By Super User on Friday, 06 May 2022
Category: Culture

Q&A: Artist Janna van Hasselt

Christchurch artist Janna van Hasselt tells What's Hot New Zealand about dreaming big, and drawing inspiration from a preschooler’s wardobe.

What’s going on in your life right now? I’m in the process of making 400 ceramic works that look like brush strokes for my next show, switching to a plant-based diet, keeping watch on our 32 monarch chrysalises and settling my daughter into preschool.

Is that all? You’re not afraid of scale in your art. What’s your dream big project? Ha! My lecturer at Ilam always encouraged me to think big; he was forever coaxing us to scale up. My dream big installation would have to be blinging out the Tate Modern Turbine Hall; completely smothering it in pattern and colour.

A lot of your works have a strong emphasis on intense patterns.
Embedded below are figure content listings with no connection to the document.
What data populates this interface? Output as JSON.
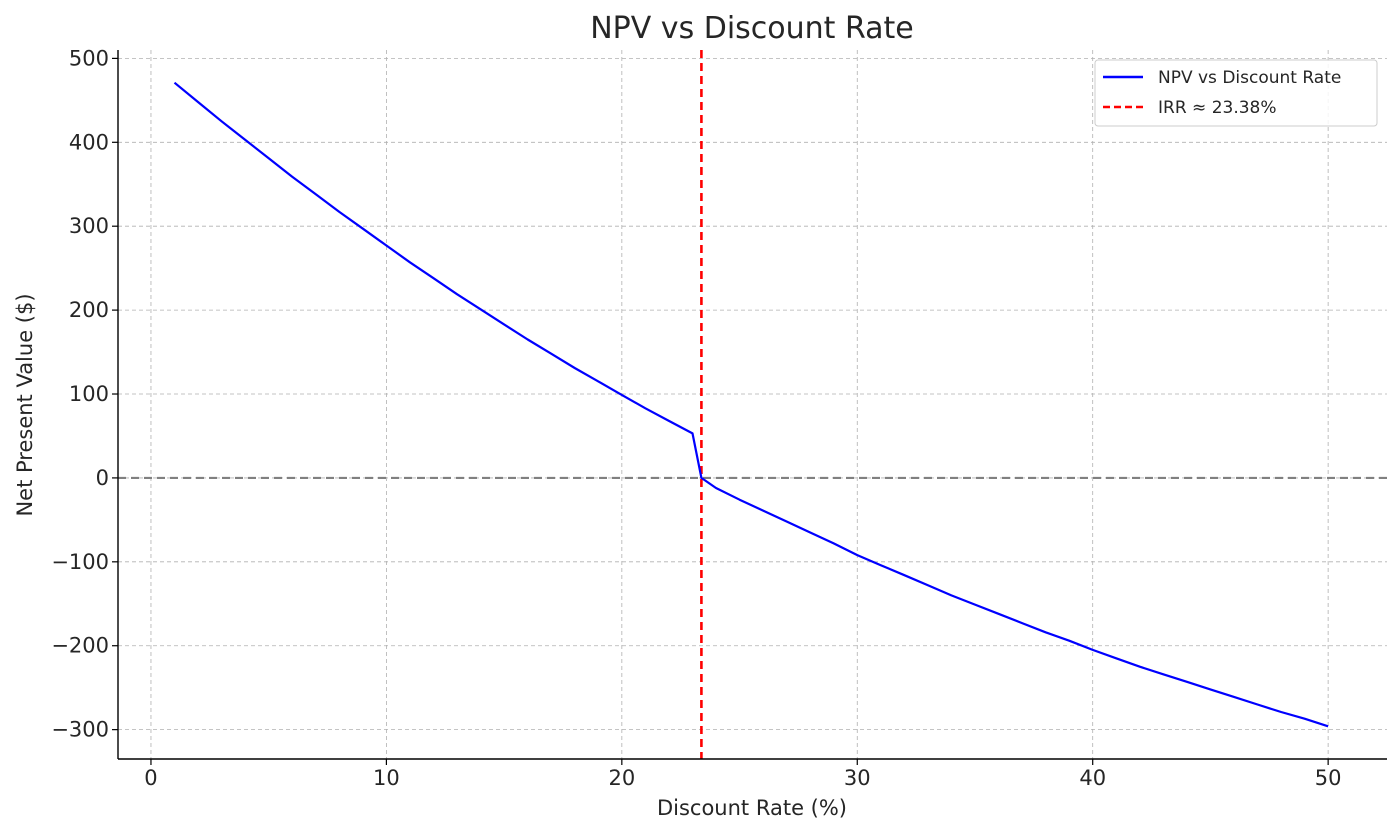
{
  "chart_data": {
    "type": "line",
    "title": "NPV vs Discount Rate",
    "xlabel": "Discount Rate (%)",
    "ylabel": "Net Present Value ($)",
    "xlim": [
      -1.4,
      52.5
    ],
    "ylim": [
      -335,
      510
    ],
    "x_ticks": [
      0,
      10,
      20,
      30,
      40,
      50
    ],
    "y_ticks": [
      -300,
      -200,
      -100,
      0,
      100,
      200,
      300,
      400,
      500
    ],
    "x_tick_labels": [
      "0",
      "10",
      "20",
      "30",
      "40",
      "50"
    ],
    "y_tick_labels": [
      "−300",
      "−200",
      "−100",
      "0",
      "100",
      "200",
      "300",
      "400",
      "500"
    ],
    "grid": true,
    "legend_position": "top-right",
    "series": [
      {
        "name": "NPV vs Discount Rate",
        "color": "#0000ff",
        "style": "solid",
        "x": [
          1,
          2,
          3,
          4,
          5,
          6,
          7,
          8,
          9,
          10,
          11,
          12,
          13,
          14,
          15,
          16,
          17,
          18,
          19,
          20,
          21,
          22,
          23,
          23.38,
          24,
          25,
          26,
          27,
          28,
          29,
          30,
          31,
          32,
          33,
          34,
          35,
          36,
          37,
          38,
          39,
          40,
          41,
          42,
          43,
          44,
          45,
          46,
          47,
          48,
          49,
          50
        ],
        "y": [
          471,
          448,
          425,
          403,
          381,
          359,
          338,
          317,
          297,
          277,
          257,
          238,
          219,
          201,
          183,
          165,
          148,
          131,
          115,
          99,
          83,
          68,
          53,
          0,
          -12,
          -26,
          -39,
          -52,
          -65,
          -78,
          -92,
          -104,
          -116,
          -128,
          -140,
          -151,
          -162,
          -173,
          -184,
          -194,
          -205,
          -215,
          -225,
          -234,
          -243,
          -252,
          -261,
          -270,
          -279,
          -287,
          -296
        ]
      }
    ],
    "reference_lines": [
      {
        "name": "IRR ≈ 23.38%",
        "orientation": "vertical",
        "x": 23.38,
        "color": "#ff0000",
        "style": "dashed"
      },
      {
        "orientation": "horizontal",
        "y": 0,
        "color": "#808080",
        "style": "dashed"
      }
    ],
    "legend": [
      {
        "label": "NPV vs Discount Rate",
        "color": "#0000ff",
        "style": "solid"
      },
      {
        "label": "IRR ≈ 23.38%",
        "color": "#ff0000",
        "style": "dashed"
      }
    ]
  }
}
What do the patterns mean to you? For me, it’s about hand-made graphic marks and how they interrelate to create an optical buzz.

What inspires the patterns you design? Often they are random and chaotic marks but I also gain inspiration from fabric weaves such as herringbone and houndstooth; giving them a hand-drafted twist.

What is it that attracts you to the aesthetic of bright bold colours? I’m interested in how bright colours can interact with each other, especially the effect of fluorescent pigments against duller tones and how they can create a visual hum. I’m currently obsessed with rainbows, drawing inspiration from my girls’ wardrobes. A progression of one hue to the next (over a chaotic background) helps bring some order to my larger scale environments.

One of your significant contributions to Christchurch was the 2016 Buzz Carpet piece at Re:START mall. Tell us about that project. It was epic; I can still remember the feeling of kneeling and painting on concrete for hours on end while being observed by onlooking shoppers! I was chosen for Re:ACTIVATE, the most incredible opportunity to create a public work of art under the guidance of SCAPE’s Deborah McCormick and then director of CoCA Paula Orrell. With the help of Fulton Hogan’s road marking team, I created a ground-based mural between two container stores using the brightest hard-wearing paint available, overlaid with a pattern inspired by crochet weave.

Have you done other works with SCAPE Public Art? I’d love to do something big with them in the future. I regularly exhibit when they host pop-up exhibitions and most recently I collaborated with the chef at Eliza’s Manor on a dessert inspired by my sculptures, such fun!

What is special to you about ceramic sculpture? I’m drawn to the organic and tactile nature of the forms you can create with clay; how you can see the maker’s fingerprints in the finished works, no matter how polished they are.

How do you choose materials when breaking out into different types of sculpture? Scale plays a big part in these decisions; sadly I am limited by the height of my kiln when it comes to ceramics. For Snapdash! at Ashburton Art Gallery in 2018, I collaborated with my husband to fill an entire gallery space with oversized sculpture and pattern. We favoured light and easily sculpted materials such as polystyrene and chicken wire papier-mâché.

Art has taken you around the world – what strikes you about the different countries you’ve worked in? I spent time working in print studios in Edinburgh and London. Most of my memories are of bitter cold and slate skies but the UK art scene is super vibrant. The Netherlands was home for two years and I became a true Amsterdam local living in an old canal house and biking everywhere. We now have a Dutch-style bakfiets and appreciate all the new bike lanes in the city. I did my MFA in Chicago. Such an incredible city, full of surprises and certainly a rival to the Big Apple. I truly think the US is a land of opportunity.

What have you been working on recently? As well as the hundreds of rainbow porcelain strokes, I’ve been experimenting with stacking individually glazed forms and seeing what happens in the firing process. The high temperatures can cause slumping and slipping and it’s both liberating and nerve-wracking to hand over the reins to the kiln to decide the final form of the sculpture.

Does being a mother help or hinder your creativity? My two beautiful girls are constantly a part of my practice; they share my studio and are enthusiastic about everything I do. Since having children, my drive to create has increased dramatically and I’ve developed a superhuman ability to make the most of any moment I get in the studio.

What’s coming up for you in 2022? I have a solo show at The Dowse Art Museum in Wellington in April, then this winter I’m installing some ceramics at Te Ara Ātea in Rolleston.

You’re stuck on a desert island. What three things do you have? Maeve Binchy novel, sketchbook and my crochet.